According to Consequence of Sound, Jimi Hendrix was the highest-paid artist of the festival, making $18,000. Other artists, such as Joan Baez made $10,000, The Grateful Dead earned $2,500 and Joe Cocker left with $1,375.
49 Years Since Woodstock
2018 marks the 49th year since the festival took place, and it will be remembered for many years to come for its music, for its message and for it cultural significance. Max Yasgur’s dairy farm where the festival took place is now the Bethel Woods Center for The Arts and is was added to the National Register of Historic Places in 2017.
Changes In The Music Industry
While Jimi Hendrix made $18,000 in 1969, Beyoncé likely raked in between $3 to $4 million for her Coachella performance in 2018. So it’s safe to say a lot has changed in the music industry since the Woodstock days.
Coachella Vs. Woodstock
Half a million or more people descended on Woodstock, hugely stressing the available food and water. According to HelloGiggles, around 125,000 people attend Coachella — and even that starts to feel a bit crowded!

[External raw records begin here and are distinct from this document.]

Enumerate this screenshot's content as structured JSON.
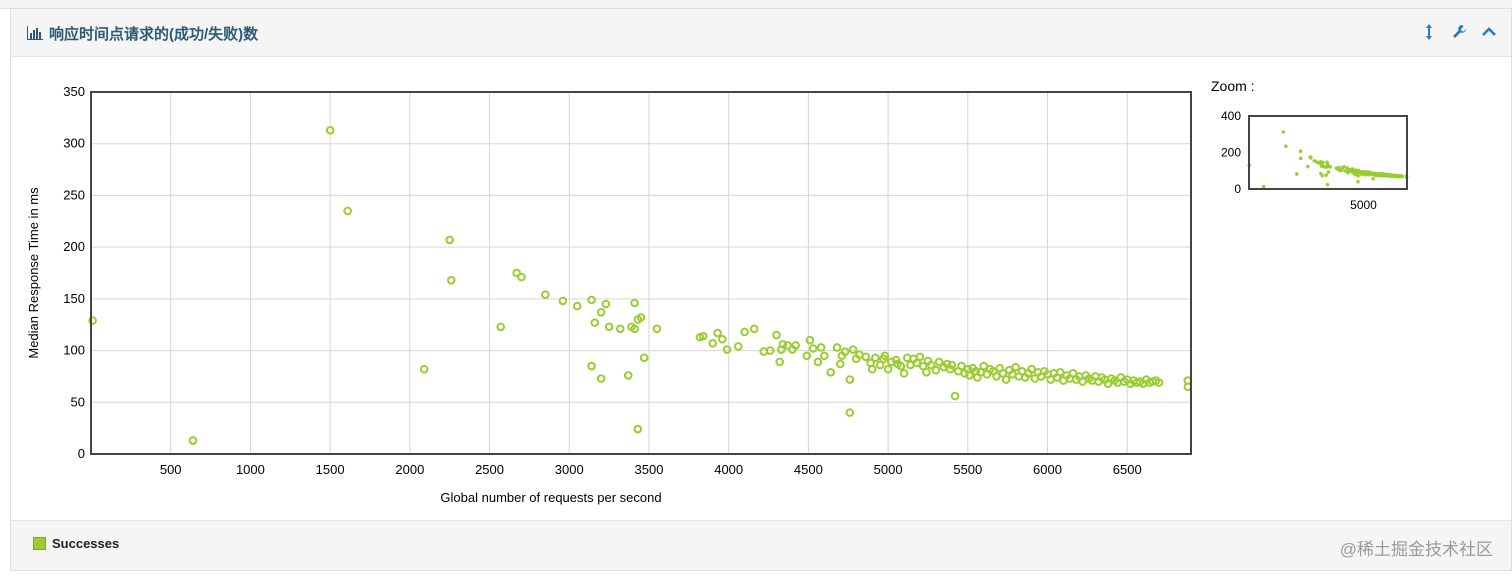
{
  "panel": {
    "title": "响应时间点请求的(成功/失败)数",
    "icons": [
      "sort-vertical-icon",
      "wrench-icon",
      "chevron-up-icon"
    ]
  },
  "legend": {
    "label": "Successes",
    "color": "#9acd32"
  },
  "zoom": {
    "label": "Zoom :",
    "yticks": [
      0,
      200,
      400
    ],
    "xticks": [
      5000
    ]
  },
  "watermark": "@稀土掘金技术社区",
  "chart_data": {
    "type": "scatter",
    "title": "",
    "xlabel": "Global number of requests per second",
    "ylabel": "Median Response Time in ms",
    "xlim": [
      0,
      6900
    ],
    "ylim": [
      0,
      350
    ],
    "xticks": [
      500,
      1000,
      1500,
      2000,
      2500,
      3000,
      3500,
      4000,
      4500,
      5000,
      5500,
      6000,
      6500
    ],
    "yticks": [
      0,
      50,
      100,
      150,
      200,
      250,
      300,
      350
    ],
    "grid": true,
    "series": [
      {
        "name": "Successes",
        "color": "#9acd32",
        "points": [
          [
            10,
            129
          ],
          [
            640,
            13
          ],
          [
            1500,
            313
          ],
          [
            1610,
            235
          ],
          [
            2090,
            82
          ],
          [
            2250,
            207
          ],
          [
            2260,
            168
          ],
          [
            2570,
            123
          ],
          [
            2670,
            175
          ],
          [
            2700,
            171
          ],
          [
            2850,
            154
          ],
          [
            2960,
            148
          ],
          [
            3050,
            143
          ],
          [
            3140,
            149
          ],
          [
            3140,
            85
          ],
          [
            3160,
            127
          ],
          [
            3200,
            137
          ],
          [
            3200,
            73
          ],
          [
            3230,
            145
          ],
          [
            3250,
            123
          ],
          [
            3320,
            121
          ],
          [
            3370,
            76
          ],
          [
            3390,
            123
          ],
          [
            3410,
            146
          ],
          [
            3410,
            121
          ],
          [
            3430,
            130
          ],
          [
            3450,
            132
          ],
          [
            3430,
            24
          ],
          [
            3470,
            93
          ],
          [
            3550,
            121
          ],
          [
            3820,
            113
          ],
          [
            3840,
            114
          ],
          [
            3900,
            107
          ],
          [
            3930,
            117
          ],
          [
            3960,
            111
          ],
          [
            3990,
            101
          ],
          [
            4060,
            104
          ],
          [
            4100,
            118
          ],
          [
            4160,
            121
          ],
          [
            4220,
            99
          ],
          [
            4260,
            100
          ],
          [
            4300,
            115
          ],
          [
            4320,
            89
          ],
          [
            4330,
            101
          ],
          [
            4340,
            106
          ],
          [
            4370,
            105
          ],
          [
            4400,
            101
          ],
          [
            4420,
            105
          ],
          [
            4490,
            95
          ],
          [
            4510,
            110
          ],
          [
            4530,
            102
          ],
          [
            4560,
            89
          ],
          [
            4580,
            103
          ],
          [
            4600,
            95
          ],
          [
            4640,
            79
          ],
          [
            4680,
            103
          ],
          [
            4700,
            87
          ],
          [
            4710,
            95
          ],
          [
            4730,
            99
          ],
          [
            4760,
            72
          ],
          [
            4760,
            40
          ],
          [
            4780,
            101
          ],
          [
            4800,
            92
          ],
          [
            4820,
            96
          ],
          [
            4860,
            94
          ],
          [
            4890,
            88
          ],
          [
            4900,
            82
          ],
          [
            4920,
            93
          ],
          [
            4950,
            86
          ],
          [
            4970,
            92
          ],
          [
            4980,
            95
          ],
          [
            5000,
            82
          ],
          [
            5020,
            89
          ],
          [
            5050,
            91
          ],
          [
            5060,
            87
          ],
          [
            5080,
            85
          ],
          [
            5100,
            78
          ],
          [
            5120,
            93
          ],
          [
            5140,
            86
          ],
          [
            5160,
            92
          ],
          [
            5180,
            88
          ],
          [
            5200,
            94
          ],
          [
            5220,
            85
          ],
          [
            5240,
            79
          ],
          [
            5250,
            90
          ],
          [
            5270,
            86
          ],
          [
            5300,
            81
          ],
          [
            5320,
            89
          ],
          [
            5350,
            84
          ],
          [
            5370,
            87
          ],
          [
            5390,
            82
          ],
          [
            5400,
            86
          ],
          [
            5420,
            56
          ],
          [
            5440,
            80
          ],
          [
            5460,
            85
          ],
          [
            5480,
            78
          ],
          [
            5500,
            82
          ],
          [
            5510,
            76
          ],
          [
            5530,
            83
          ],
          [
            5550,
            80
          ],
          [
            5560,
            74
          ],
          [
            5580,
            79
          ],
          [
            5600,
            85
          ],
          [
            5620,
            77
          ],
          [
            5640,
            82
          ],
          [
            5660,
            80
          ],
          [
            5680,
            75
          ],
          [
            5700,
            83
          ],
          [
            5720,
            78
          ],
          [
            5740,
            72
          ],
          [
            5760,
            81
          ],
          [
            5780,
            77
          ],
          [
            5800,
            84
          ],
          [
            5820,
            75
          ],
          [
            5840,
            80
          ],
          [
            5860,
            74
          ],
          [
            5880,
            78
          ],
          [
            5900,
            82
          ],
          [
            5920,
            73
          ],
          [
            5940,
            79
          ],
          [
            5960,
            75
          ],
          [
            5980,
            80
          ],
          [
            6000,
            77
          ],
          [
            6020,
            72
          ],
          [
            6040,
            78
          ],
          [
            6060,
            74
          ],
          [
            6080,
            79
          ],
          [
            6100,
            71
          ],
          [
            6120,
            76
          ],
          [
            6140,
            73
          ],
          [
            6160,
            78
          ],
          [
            6180,
            72
          ],
          [
            6200,
            75
          ],
          [
            6220,
            70
          ],
          [
            6240,
            76
          ],
          [
            6260,
            73
          ],
          [
            6280,
            71
          ],
          [
            6300,
            75
          ],
          [
            6320,
            70
          ],
          [
            6340,
            74
          ],
          [
            6360,
            72
          ],
          [
            6380,
            68
          ],
          [
            6400,
            73
          ],
          [
            6420,
            71
          ],
          [
            6440,
            69
          ],
          [
            6460,
            74
          ],
          [
            6480,
            70
          ],
          [
            6500,
            72
          ],
          [
            6520,
            68
          ],
          [
            6540,
            71
          ],
          [
            6560,
            69
          ],
          [
            6580,
            70
          ],
          [
            6600,
            68
          ],
          [
            6620,
            72
          ],
          [
            6640,
            69
          ],
          [
            6660,
            70
          ],
          [
            6680,
            71
          ],
          [
            6700,
            69
          ],
          [
            6880,
            71
          ],
          [
            6880,
            65
          ]
        ]
      }
    ]
  }
}
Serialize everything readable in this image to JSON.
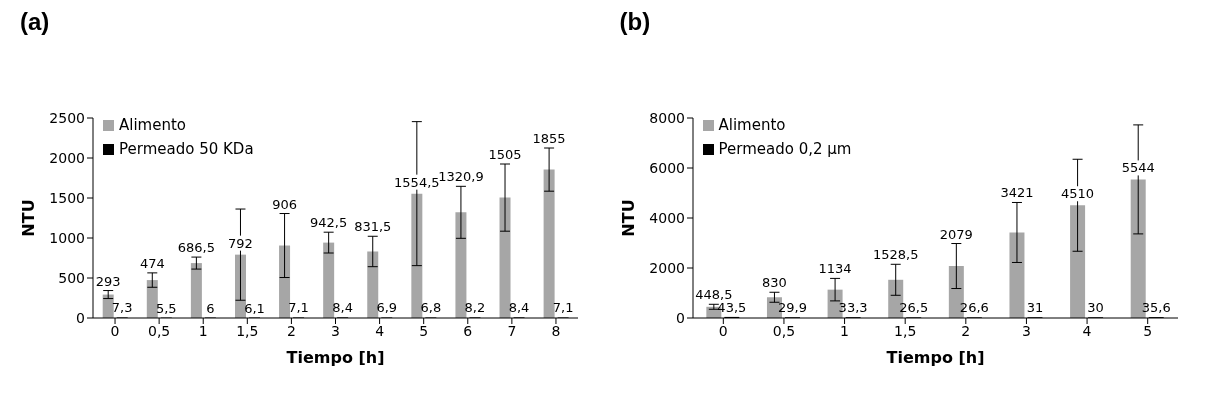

Is Coachella The New Woodstock?
Considering the comparison is still being made and Coachella is still striving to live up to the significance of Woodstock, it’s probably safe to say that it’s not quite there yet.
The festival has come to dictate what “festival fashion” should look like, from fringe to flowers to large sunglasses and other items you may not wear everyday.
Why It’s Called Woodstock
Organizers had initially hoped to host the festival in Woodstock, New York. When they couldn’t find the appropriate space there, they settled on a dairy farm 40-some miles away in Bethel, New York. Still, the original name stuck.
Gone, But Not Forgotten
Much has changed in the nearly 49 years since this music fest, but two facts remain: Woodstock left a lasting impression on America, and we’re still chasing after the same things: peace, love, happiness. And oh yeah — great music doesn’t hurt either!